Quite unlike the previous times of silent, empty streets and neighbourhoods, we now have the Internet, 24×7 television news channels, mobiles and social media. These keep us ‘well-connected’, virtually and remotely. Instant chats, photos and greetings are possible. For the past decade, much of our human interactions have actually been about practicing ‘social distancing’. We greet, applaud, complain, laugh and cry in cyber space. Citizen interactions in the physical public sphere have increasingly been taken over by WhatsApp and Facebook groups, Instagram stories, tweet chats, and such other ‘cloudy’ spaces. In these online public spheres, mutual disrespect, abuse, faking, manipulation and threats of violence seem to be the common experience of citizens, in many parts of the world, and more so for us in India.
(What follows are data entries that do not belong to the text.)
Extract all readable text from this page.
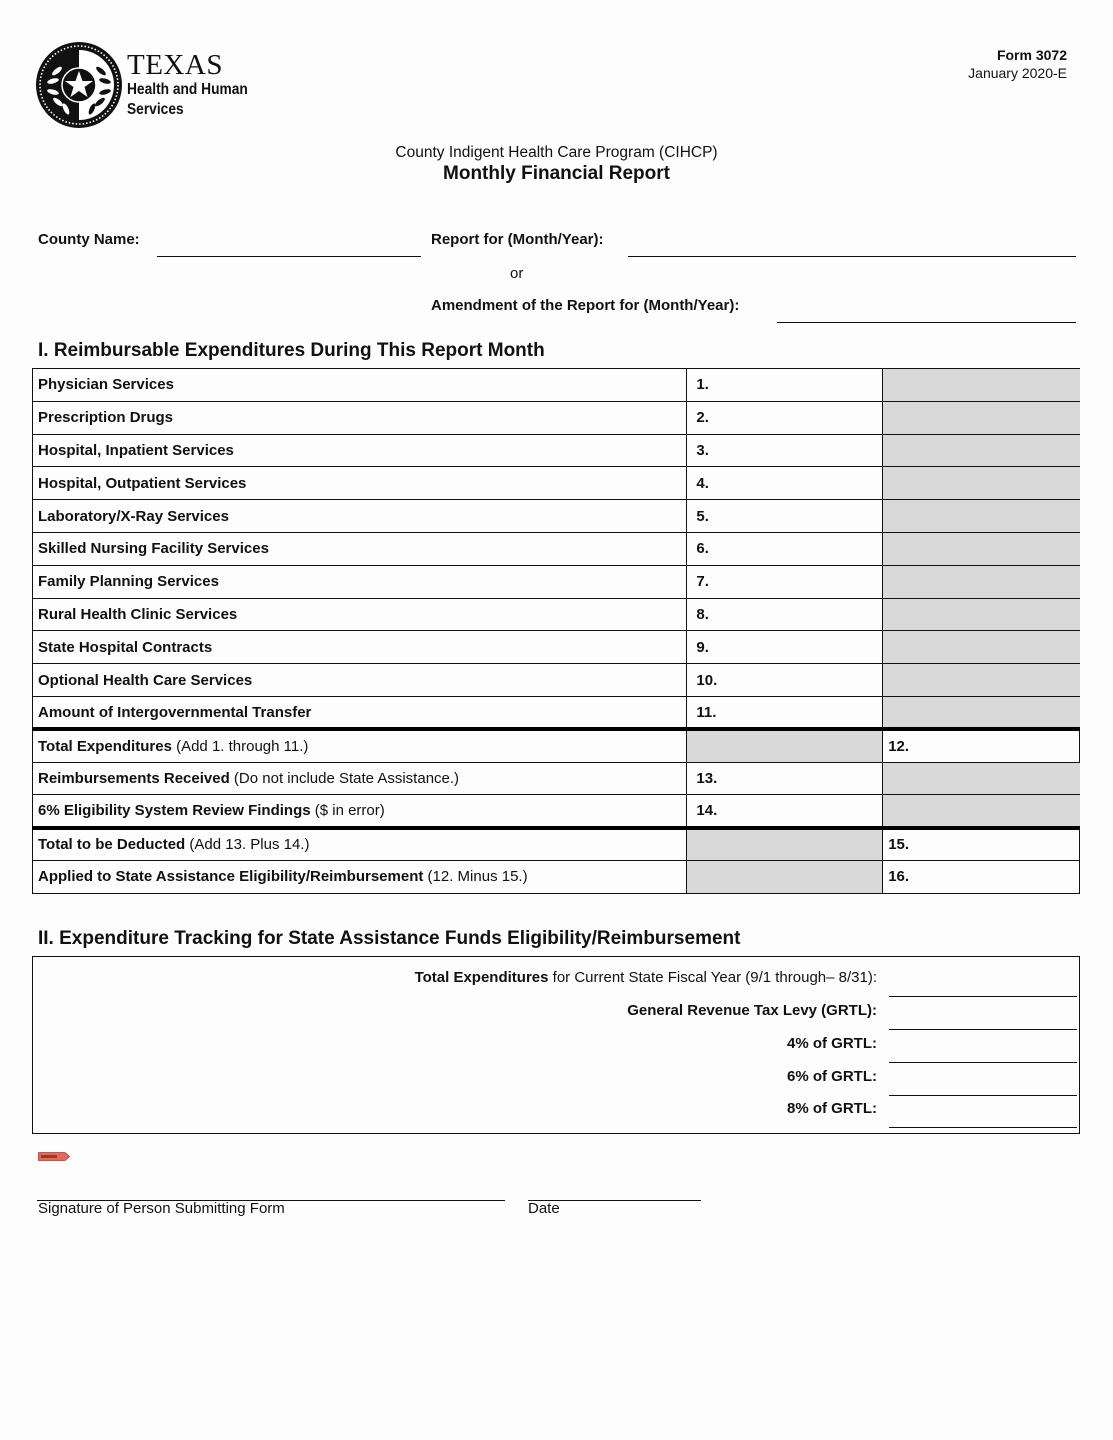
TEXAS
Health and Human
Services
Form 3072
January 2020-E
County Indigent Health Care Program (CIHCP)
Monthly Financial Report
County Name:	Report for (Month/Year):
or
Amendment of the Report for (Month/Year):
I. Reimbursable Expenditures During This Report Month
Physician Services	1.	
Prescription Drugs	2.	
Hospital, Inpatient Services	3.	
Hospital, Outpatient Services	4.	
Laboratory/X-Ray Services	5.	
Skilled Nursing Facility Services	6.	
Family Planning Services	7.	
Rural Health Clinic Services	8.	
State Hospital Contracts	9.	
Optional Health Care Services	10.	
Amount of Intergovernmental Transfer	11.	
Total Expenditures (Add 1. through 11.)		12.
Reimbursements Received (Do not include State Assistance.)	13.	
6% Eligibility System Review Findings ($ in error)	14.	
Total to be Deducted (Add 13. Plus 14.)		15.
Applied to State Assistance Eligibility/Reimbursement (12. Minus 15.)		16.
II. Expenditure Tracking for State Assistance Funds Eligibility/Reimbursement
Total Expenditures for Current State Fiscal Year (9/1 through– 8/31):
General Revenue Tax Levy (GRTL):
4% of GRTL:
6% of GRTL:
8% of GRTL:
Signature of Person Submitting Form	Date
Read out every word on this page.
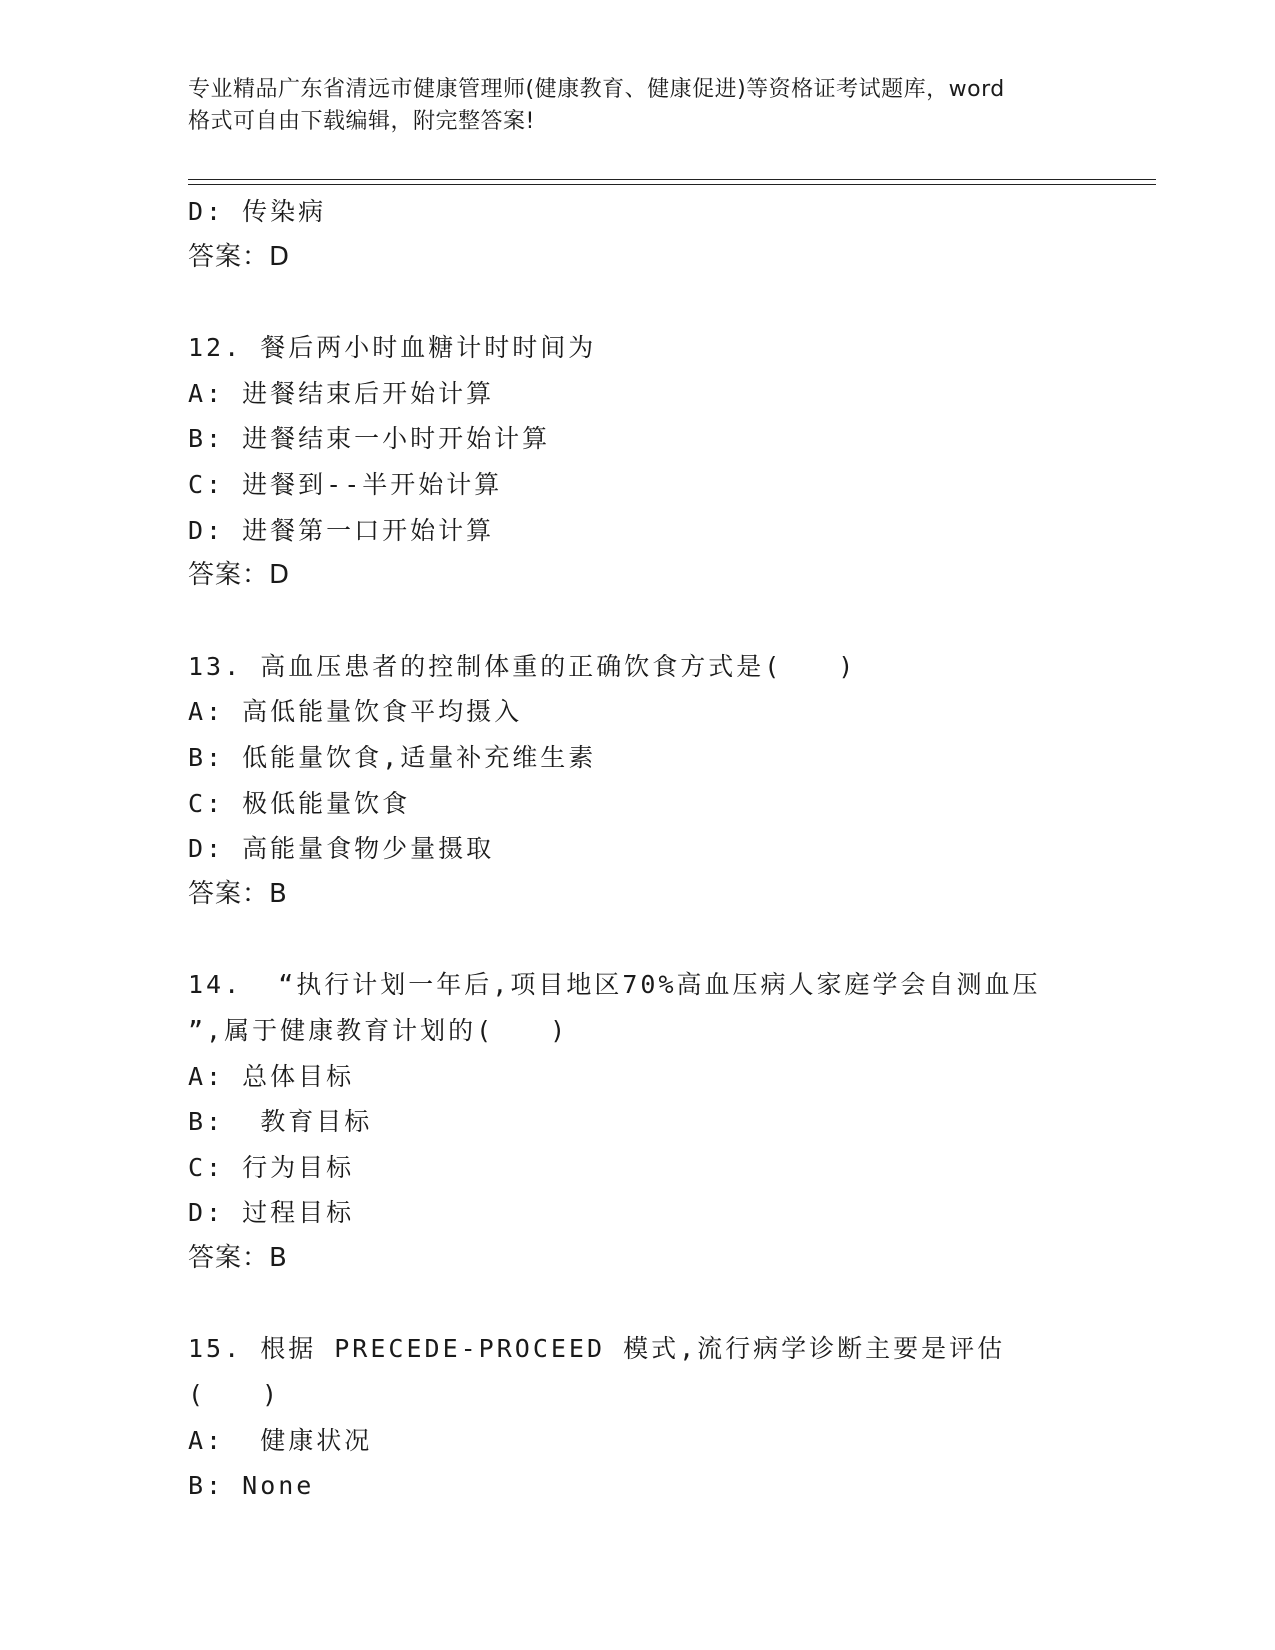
专业精品广东省清远市健康管理师(健康教育、健康促进)等资格证考试题库，word
格式可自由下载编辑，附完整答案!

D: 传染病

答案：D

12. 餐后两小时血糖计时时间为

A: 进餐结束后开始计算

B: 进餐结束一小时开始计算

C: 进餐到--半开始计算

D: 进餐第一口开始计算

答案：D

13. 高血压患者的控制体重的正确饮食方式是(　　)

A: 高低能量饮食平均摄入

B: 低能量饮食,适量补充维生素

C: 极低能量饮食

D: 高能量食物少量摄取

答案：B

14.  “执行计划一年后,项目地区70%高血压病人家庭学会自测血压

”,属于健康教育计划的(　　)

A: 总体目标

B:  教育目标

C: 行为目标

D: 过程目标

答案：B

15. 根据 PRECEDE-PROCEED 模式,流行病学诊断主要是评估(　　)

A:  健康状况

B: None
If we have to learn and exercise citizenship in this time of lockdown, then our capacity to use such virtual spaces needs thorough overhaul. Historically, and even more so today, citizenship is about horizontal relations between citizens; we do have implicit rights and obligations towards each other. We have these towards our families, clans, friends, neighbours, colleagues. Most of us learn such horizontal practices of citizenship when growing up, through our socialisation.
In times of lockdown, of social distancing, how do we ‘socialise’ to learn these norms and practices of citizenship, when depending on digital means? How can we now ‘re-tool’ our habits, styles, languages and gestures to use virtual public spheres, to practice citizenship, responsibly? How do we claim, re-organise, shape and facilitate open, respectful conversations, dialogues and chats, even if we disagree and differ with each other, about shared concerns and interests in these virtual spaces to make it serve as a social public sphere?
In the lunar New Year beginning today (Vikram Samvat 2077), may we learn to become active citizens during the lockdown too!